There is very little performance overhead with this, but care needs to be taken in considering the Image Service URIs; the current DLCS design does not include service versioning in the path.

Analytics

The DLCS currently collects logs, but nothing specialised for analytics. It could provide more detailed analytics. For large tiled images, it could even give insight into which parts of images people are looking at, zooming in to.

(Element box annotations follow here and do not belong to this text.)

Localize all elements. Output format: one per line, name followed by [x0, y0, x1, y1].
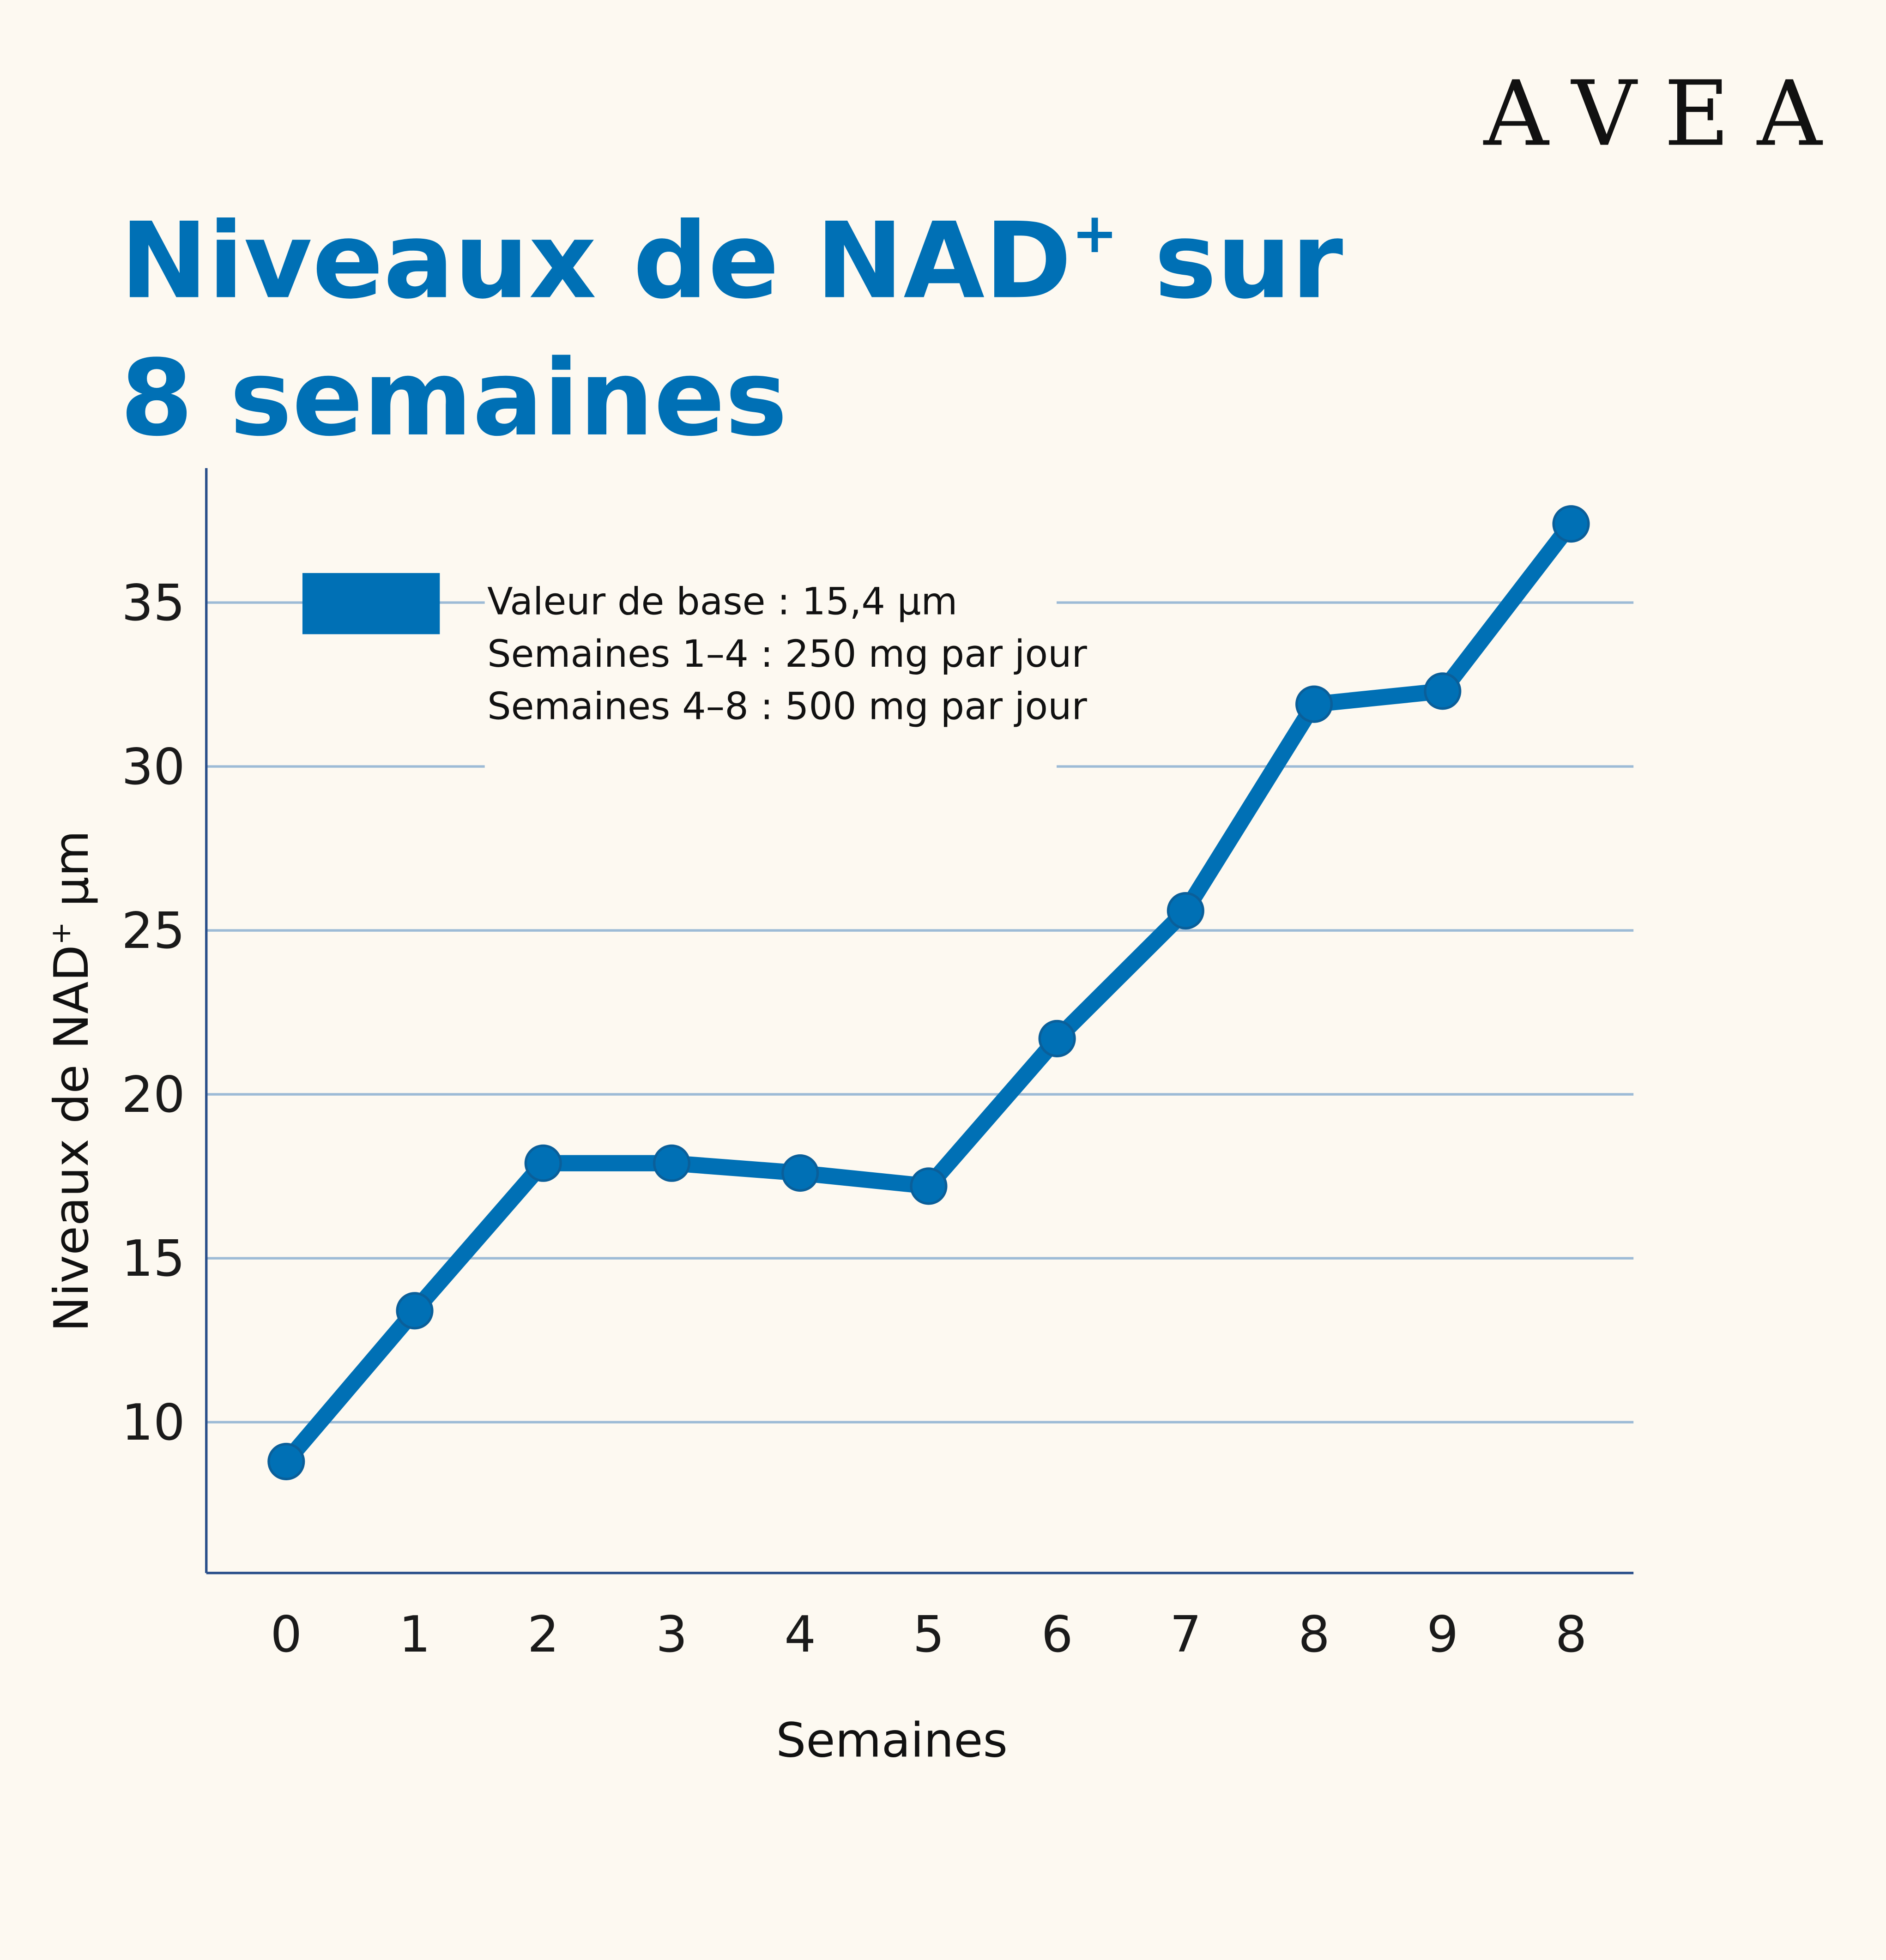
y-tick-label: 25 — [121, 902, 185, 960]
y-tick-label: 20 — [121, 1066, 185, 1124]
y-tick-label: 10 — [121, 1393, 185, 1452]
x-tick-label: 5 — [913, 1605, 944, 1664]
x-tick-label: 1 — [399, 1605, 431, 1664]
y-tick-label: 15 — [121, 1230, 185, 1288]
x-tick-label: 0 — [270, 1605, 302, 1664]
data-point — [1167, 892, 1204, 930]
avea-logo: AVEA — [1483, 61, 1850, 166]
data-point — [267, 1442, 305, 1480]
chart-title-line1: Niveaux de NAD+ sur — [120, 200, 1343, 322]
data-point — [1552, 505, 1590, 543]
x-tick-label: 6 — [1041, 1605, 1073, 1664]
x-axis-label: Semaines — [776, 1713, 1008, 1768]
x-tick-label: 9 — [1427, 1605, 1458, 1664]
data-point — [1424, 672, 1462, 710]
x-tick-label: 7 — [1170, 1605, 1202, 1664]
data-point — [396, 1292, 434, 1330]
chart-title-line2: 8 semaines — [120, 337, 787, 459]
x-tick-label: 4 — [784, 1605, 816, 1664]
y-ticks: 10 15 20 25 30 35 — [121, 574, 185, 1452]
x-ticks: 0 1 2 3 4 5 6 7 8 9 8 — [270, 1605, 1587, 1664]
x-tick-label: 2 — [527, 1605, 559, 1664]
legend-line-2: Semaines 1–4 : 250 mg par jour — [487, 633, 1087, 676]
data-point — [1295, 685, 1333, 723]
y-tick-label: 35 — [121, 574, 185, 632]
y-axis-label: Niveaux de NAD+ µm — [44, 830, 99, 1332]
data-point — [781, 1154, 819, 1192]
data-point — [1038, 1019, 1076, 1057]
legend-swatch — [302, 573, 440, 634]
x-tick-label: 8 — [1298, 1605, 1330, 1664]
data-point — [910, 1167, 948, 1205]
legend-line-1: Valeur de base : 15,4 µm — [487, 580, 957, 623]
x-tick-label: 8 — [1555, 1605, 1587, 1664]
y-tick-label: 30 — [121, 738, 185, 796]
legend-line-3: Semaines 4–8 : 500 mg par jour — [487, 685, 1087, 728]
x-tick-label: 3 — [656, 1605, 688, 1664]
data-point — [524, 1144, 562, 1182]
legend-background — [484, 568, 1057, 780]
series-line — [267, 505, 1590, 1480]
data-point — [653, 1144, 691, 1182]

Appendix - The Night Watch as Orchestration Use Case

In principle, a DLCS would handle an image like the Night Watch just fine. IIPImage can handle gigapixel JPEG2000 and Pyramidal TIFFs.

The difficulty is orchestration - we assume that moving a few MB or even 10-20MB of JP2 from bob storage (S3) to random access disk (EBS) is an operation that won't inconvenience users, especially as, with a long tail distribution, most users do not experience it for most requests.

For the Night Watch, you would want this image permanently orchestrated, so that the tilesource image never had to be copied on demand to service a IIIF request.

As one of the treasures of the collection, The Night Watch would certainly be regularly accessed and therefore in the “hot” disk cache. And as long as it’s there, IIPImage (and other image servers) do not have a problem with images like this, as JP2s or Pyramidal TIFFs. The files are huge, but the image server never needs to load them whole, just bits of them.

Consider, though, the case of very large images that are not as popular as the Night Watch. They might be aiding a conservation project. A large number of very large images would swamp the hot cache.

Cantaloupe has done some work in making byte-range requests to JP2s in S3.

e.g., say if I had a max policy of 2000 px on that Night Watch image in the system.

If I ask for /full/max, I could service that with maybe a 1~2 MB byte range request to S3, directly. Even if the JP2 in S3 is 100GB.